Prima della guerra lavorava nella Cooperativa Store con il padre, poi, terminata la guerra, continuò in questa attività, ancora per qualche anno. Fece anche il barista al Super Club, un locale di proprietà di emigranti italiani di origine modenese, fino a quando non venne assunto presso il Dipartimento del lavoro nello Stato dell’Illinois a Springfield, per il quale ha lavorato 40 anni.
“Ho sei figli, nipoti e pronipoti – ha detto ancora – i miei figli sono grandi: tre sono insegnanti, uno è un tecnico radiologo, uno lavora come operatore d’affari e un altro è dirigente in una catena di magazzini di hardware”.

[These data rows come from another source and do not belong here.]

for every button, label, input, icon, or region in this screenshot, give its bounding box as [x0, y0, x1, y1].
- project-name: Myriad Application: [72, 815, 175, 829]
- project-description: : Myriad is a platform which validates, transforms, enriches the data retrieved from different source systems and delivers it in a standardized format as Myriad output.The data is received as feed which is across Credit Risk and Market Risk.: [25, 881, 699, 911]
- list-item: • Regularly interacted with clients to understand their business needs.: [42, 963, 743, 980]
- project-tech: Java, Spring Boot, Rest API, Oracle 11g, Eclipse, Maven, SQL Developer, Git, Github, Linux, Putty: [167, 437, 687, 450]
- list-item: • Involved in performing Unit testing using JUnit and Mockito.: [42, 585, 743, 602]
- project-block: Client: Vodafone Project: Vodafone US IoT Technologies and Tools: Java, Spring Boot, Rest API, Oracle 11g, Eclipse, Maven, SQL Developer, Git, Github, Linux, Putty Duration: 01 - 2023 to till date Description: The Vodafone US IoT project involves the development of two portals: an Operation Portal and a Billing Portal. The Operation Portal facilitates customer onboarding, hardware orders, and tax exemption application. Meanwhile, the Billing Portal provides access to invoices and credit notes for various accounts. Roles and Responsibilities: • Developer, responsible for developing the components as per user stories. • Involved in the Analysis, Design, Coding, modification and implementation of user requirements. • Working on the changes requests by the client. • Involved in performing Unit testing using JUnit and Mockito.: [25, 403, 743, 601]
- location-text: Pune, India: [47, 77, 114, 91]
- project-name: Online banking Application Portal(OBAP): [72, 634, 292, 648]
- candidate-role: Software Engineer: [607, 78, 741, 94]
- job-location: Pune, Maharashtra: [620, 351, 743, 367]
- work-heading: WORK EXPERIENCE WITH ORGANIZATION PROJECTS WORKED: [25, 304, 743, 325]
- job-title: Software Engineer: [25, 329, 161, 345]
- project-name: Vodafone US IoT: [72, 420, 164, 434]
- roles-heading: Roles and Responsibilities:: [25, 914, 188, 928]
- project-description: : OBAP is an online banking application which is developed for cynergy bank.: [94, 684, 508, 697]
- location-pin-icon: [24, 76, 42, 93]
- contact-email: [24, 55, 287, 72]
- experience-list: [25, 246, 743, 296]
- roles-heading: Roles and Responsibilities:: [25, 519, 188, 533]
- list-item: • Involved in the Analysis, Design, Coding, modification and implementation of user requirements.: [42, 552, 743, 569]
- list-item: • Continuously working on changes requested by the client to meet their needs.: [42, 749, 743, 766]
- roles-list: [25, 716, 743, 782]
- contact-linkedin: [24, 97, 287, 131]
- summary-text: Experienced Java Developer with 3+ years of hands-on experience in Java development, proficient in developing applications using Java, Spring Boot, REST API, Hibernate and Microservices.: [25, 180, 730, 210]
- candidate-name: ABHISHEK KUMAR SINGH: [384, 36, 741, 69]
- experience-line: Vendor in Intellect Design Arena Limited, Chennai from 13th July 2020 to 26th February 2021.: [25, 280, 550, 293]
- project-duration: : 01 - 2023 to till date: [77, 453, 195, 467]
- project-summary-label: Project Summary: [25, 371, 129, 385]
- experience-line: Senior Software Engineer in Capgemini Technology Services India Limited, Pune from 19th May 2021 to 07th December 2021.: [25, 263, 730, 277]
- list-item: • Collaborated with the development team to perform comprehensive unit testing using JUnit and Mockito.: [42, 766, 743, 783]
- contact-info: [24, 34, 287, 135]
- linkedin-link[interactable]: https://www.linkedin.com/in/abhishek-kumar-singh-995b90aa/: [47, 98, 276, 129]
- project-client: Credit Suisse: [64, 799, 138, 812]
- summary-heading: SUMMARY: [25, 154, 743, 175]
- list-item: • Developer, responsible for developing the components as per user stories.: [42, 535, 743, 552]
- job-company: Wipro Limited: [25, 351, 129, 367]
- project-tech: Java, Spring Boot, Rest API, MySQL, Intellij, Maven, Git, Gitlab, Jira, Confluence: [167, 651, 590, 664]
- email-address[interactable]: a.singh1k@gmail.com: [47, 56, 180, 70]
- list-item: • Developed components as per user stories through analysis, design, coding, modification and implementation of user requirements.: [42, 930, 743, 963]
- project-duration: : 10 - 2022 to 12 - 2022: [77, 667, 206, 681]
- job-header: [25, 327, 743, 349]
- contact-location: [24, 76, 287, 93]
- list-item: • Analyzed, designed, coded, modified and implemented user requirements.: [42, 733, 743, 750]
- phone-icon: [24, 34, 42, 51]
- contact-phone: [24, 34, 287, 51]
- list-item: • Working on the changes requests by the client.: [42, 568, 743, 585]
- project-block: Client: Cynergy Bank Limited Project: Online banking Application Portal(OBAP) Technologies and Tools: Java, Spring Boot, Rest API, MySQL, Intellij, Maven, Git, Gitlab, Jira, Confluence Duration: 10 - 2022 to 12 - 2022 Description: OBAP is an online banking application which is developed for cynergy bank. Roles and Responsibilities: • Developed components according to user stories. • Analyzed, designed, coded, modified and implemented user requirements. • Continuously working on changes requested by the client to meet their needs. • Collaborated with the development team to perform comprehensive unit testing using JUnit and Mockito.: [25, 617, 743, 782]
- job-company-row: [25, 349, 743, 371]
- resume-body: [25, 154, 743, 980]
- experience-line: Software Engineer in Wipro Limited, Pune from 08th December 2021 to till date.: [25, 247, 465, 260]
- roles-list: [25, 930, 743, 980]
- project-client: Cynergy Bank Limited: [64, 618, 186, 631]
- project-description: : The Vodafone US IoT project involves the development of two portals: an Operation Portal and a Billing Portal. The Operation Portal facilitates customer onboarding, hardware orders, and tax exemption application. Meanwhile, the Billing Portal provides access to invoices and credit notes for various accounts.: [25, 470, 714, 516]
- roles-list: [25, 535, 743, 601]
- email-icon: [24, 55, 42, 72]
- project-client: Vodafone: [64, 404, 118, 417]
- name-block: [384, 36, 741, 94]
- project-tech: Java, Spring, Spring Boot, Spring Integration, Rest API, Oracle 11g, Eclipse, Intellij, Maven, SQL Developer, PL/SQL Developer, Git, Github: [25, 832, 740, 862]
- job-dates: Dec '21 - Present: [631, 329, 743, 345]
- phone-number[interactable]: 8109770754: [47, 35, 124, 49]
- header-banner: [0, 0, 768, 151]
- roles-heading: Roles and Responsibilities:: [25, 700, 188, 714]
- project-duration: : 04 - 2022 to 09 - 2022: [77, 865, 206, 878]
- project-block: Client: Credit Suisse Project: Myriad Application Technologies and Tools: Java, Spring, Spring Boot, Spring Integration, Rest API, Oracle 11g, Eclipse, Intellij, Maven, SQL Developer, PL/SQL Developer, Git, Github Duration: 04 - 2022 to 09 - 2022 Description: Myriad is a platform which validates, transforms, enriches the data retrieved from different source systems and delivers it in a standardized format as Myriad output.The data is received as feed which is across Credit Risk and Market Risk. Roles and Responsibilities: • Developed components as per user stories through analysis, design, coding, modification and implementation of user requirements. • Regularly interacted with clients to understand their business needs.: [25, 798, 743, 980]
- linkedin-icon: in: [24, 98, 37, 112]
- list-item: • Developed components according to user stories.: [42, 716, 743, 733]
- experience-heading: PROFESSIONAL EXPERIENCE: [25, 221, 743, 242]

Il lavoro in miniera e la `Grande depressione’
James Vitton è convinto diavere cugini sull’Appennino, o comunque, parenti. Dei figli di Dionigi Giannasi, fratelli o sorelle di nonno Cesare, che rimasero in Italia, conosce poco o nulla.
“Credo che la vita sia stata molto dura per la mia gente -ha detto James Vitton – posso immaginare il timore che ebbero quando lasciarono il loro paese in Italia per approdare in un’altro luogo dove non conoscevano nessuno, non parlavano la lingua e avevano pochi soldi per sopravvivere. Hanno attraversato il mare su una barca che oggi considereremmo poco sicura anche per navigare su un fiume tranquillo. Non sapevano dove vivere, avevano un salario basso e facevano lavori pericolosi. Erano chiamati con nomi quali Wop, Dago, Spaghetti Bander, Guinea, e altri ancora. Credo che venire da un altro Paese ci voglia molto coraggio”.

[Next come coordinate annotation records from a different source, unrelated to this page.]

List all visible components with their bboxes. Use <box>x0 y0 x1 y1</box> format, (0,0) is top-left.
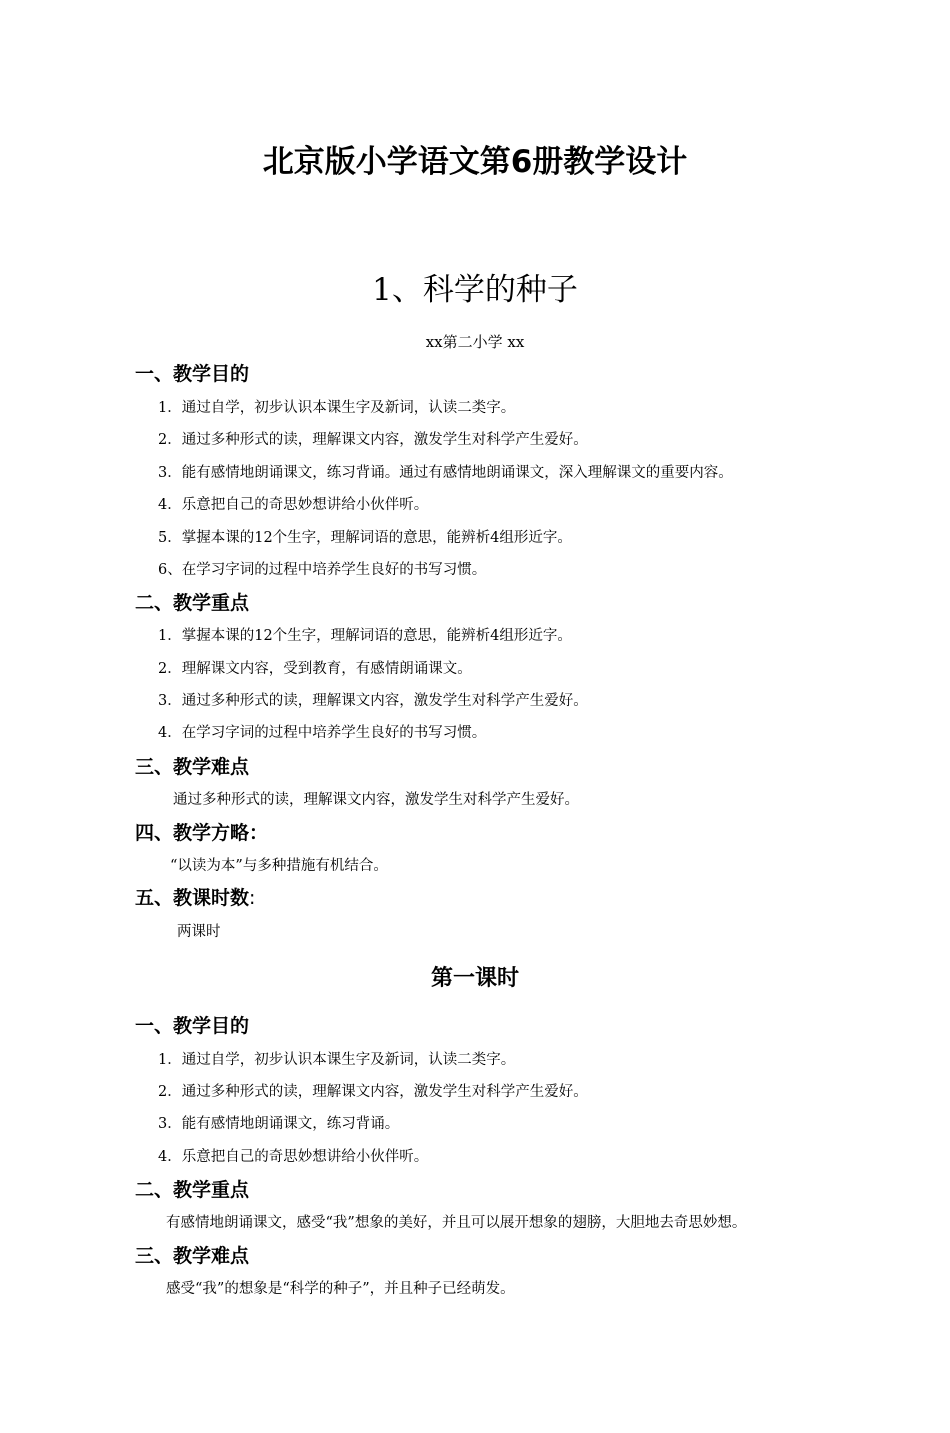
period-goal-item: 3．能有感情地朗诵课文，练习背诵。 <box>158 1116 400 1132</box>
goal-item: 6、在学习字词的过程中培养学生良好的书写习惯。 <box>158 562 487 578</box>
heading-key-points: 二、教学重点 <box>135 592 250 614</box>
goal-item: 1．通过自学，初步认识本课生字及新词，认读二类字。 <box>158 400 516 416</box>
goal-item: 3．能有感情地朗诵课文，练习背诵。通过有感情地朗诵课文，深入理解课文的重要内容。 <box>158 465 733 481</box>
period-goal-item: 4．乐意把自己的奇思妙想讲给小伙伴听。 <box>158 1149 429 1165</box>
class-hours-text: 两课时 <box>177 924 221 940</box>
heading-period-goals: 一、教学目的 <box>135 1015 250 1037</box>
heading-strategy: 四、教学方略： <box>135 822 269 844</box>
keypoint-item: 2．理解课文内容，受到教育，有感情朗诵课文。 <box>158 661 472 677</box>
heading-difficulty: 三、教学难点 <box>135 756 250 778</box>
heading-period-key-points: 二、教学重点 <box>135 1179 250 1201</box>
author-line: xx第二小学 xx <box>425 333 525 351</box>
strategy-text: “以读为本”与多种措施有机结合。 <box>170 858 388 874</box>
keypoint-item: 4．在学习字词的过程中培养学生良好的书写习惯。 <box>158 725 487 741</box>
period-difficulty-text: 感受“我”的想象是“科学的种子”，并且种子已经萌发。 <box>166 1281 515 1297</box>
keypoint-item: 1．掌握本课的12个生字，理解词语的意思，能辨析4组形近字。 <box>158 628 572 644</box>
period-goal-item: 1．通过自学，初步认识本课生字及新词，认读二类字。 <box>158 1052 516 1068</box>
difficulty-text: 通过多种形式的读，理解课文内容，激发学生对科学产生爱好。 <box>173 792 579 808</box>
document-title: 北京版小学语文第6册教学设计 <box>262 144 688 180</box>
period-keypoints-text: 有感情地朗诵课文，感受“我”想象的美好，并且可以展开想象的翅膀，大胆地去奇思妙想。 <box>166 1215 747 1231</box>
keypoint-item: 3．通过多种形式的读，理解课文内容，激发学生对科学产生爱好。 <box>158 693 588 709</box>
goal-item: 5．掌握本课的12个生字，理解词语的意思，能辨析4组形近字。 <box>158 530 572 546</box>
heading-class-hours-label: 五、教课时数 <box>135 887 250 909</box>
heading-period-difficulty: 三、教学难点 <box>135 1245 250 1267</box>
goal-item: 4．乐意把自己的奇思妙想讲给小伙伴听。 <box>158 497 429 513</box>
heading-class-hours-colon: : <box>249 887 256 909</box>
heading-teaching-goals: 一、教学目的 <box>135 363 250 385</box>
goal-item: 2．通过多种形式的读，理解课文内容，激发学生对科学产生爱好。 <box>158 432 588 448</box>
period-goal-item: 2．通过多种形式的读，理解课文内容，激发学生对科学产生爱好。 <box>158 1084 588 1100</box>
lesson-title: 1、科学的种子 <box>372 272 578 308</box>
heading-class-hours <box>135 886 255 910</box>
period-title: 第一课时 <box>430 965 519 991</box>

E non fu meno avventurosa la vita una volta stabiliti negli States. Cesare Giannasi era minatore, Angelica, sua figlia aiutava il marito nella Cooperativa Store. Poi nel 1932 venne la grande depressione. James Vitton era nato nel 1921 e, a quel tempo era ancora un bambino.

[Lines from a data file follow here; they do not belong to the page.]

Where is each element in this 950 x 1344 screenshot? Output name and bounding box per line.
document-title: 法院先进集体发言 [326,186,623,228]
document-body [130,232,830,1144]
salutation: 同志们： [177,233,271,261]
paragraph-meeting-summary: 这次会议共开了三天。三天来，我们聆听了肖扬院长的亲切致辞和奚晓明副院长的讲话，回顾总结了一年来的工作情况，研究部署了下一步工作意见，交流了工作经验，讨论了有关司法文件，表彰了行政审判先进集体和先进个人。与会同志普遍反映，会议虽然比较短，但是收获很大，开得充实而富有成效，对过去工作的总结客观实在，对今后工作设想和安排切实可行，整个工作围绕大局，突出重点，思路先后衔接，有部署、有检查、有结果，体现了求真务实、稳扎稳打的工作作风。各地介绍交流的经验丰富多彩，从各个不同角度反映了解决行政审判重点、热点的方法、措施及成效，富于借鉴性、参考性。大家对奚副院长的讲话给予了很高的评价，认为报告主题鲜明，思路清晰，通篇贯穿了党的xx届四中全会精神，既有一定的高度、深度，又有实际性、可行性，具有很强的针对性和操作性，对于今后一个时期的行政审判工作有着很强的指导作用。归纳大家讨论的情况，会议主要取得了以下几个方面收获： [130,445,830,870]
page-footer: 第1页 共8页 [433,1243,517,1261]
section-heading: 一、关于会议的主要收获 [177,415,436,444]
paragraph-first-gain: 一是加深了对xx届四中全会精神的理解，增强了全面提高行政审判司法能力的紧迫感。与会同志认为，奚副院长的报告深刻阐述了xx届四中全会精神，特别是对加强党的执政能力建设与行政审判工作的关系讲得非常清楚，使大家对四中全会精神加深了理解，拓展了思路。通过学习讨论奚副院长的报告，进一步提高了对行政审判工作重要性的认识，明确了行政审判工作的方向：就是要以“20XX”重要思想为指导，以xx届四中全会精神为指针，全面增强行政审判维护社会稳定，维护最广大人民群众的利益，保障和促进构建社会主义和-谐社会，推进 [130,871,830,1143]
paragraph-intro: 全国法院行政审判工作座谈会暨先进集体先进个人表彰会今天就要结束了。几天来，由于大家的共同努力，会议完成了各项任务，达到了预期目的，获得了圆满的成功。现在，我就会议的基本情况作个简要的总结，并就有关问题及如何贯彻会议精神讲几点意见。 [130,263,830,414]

“I minatori entrarono in sciopero- racconta – la gente era molto povera. Gli affari del grande magazzino andavano male. Quelli che avevano le quote se ne servivano per pagare i conti della drogheria. Ci furono rivolte, tumulti, sparatorie, anche bombardamenti e molti scontri tra i minatori scioperanti e gli “scabs” che importavano le compagnie minerarie. Il governo dichiarò lo stato d’assedio e per più di un anno la città fu tenuta sotto controllo dai soldati della Guardia nazionale. Le banche avevano chiuso e quando riaprirono diedero solo dieci cents per ogni dollaro depositato”.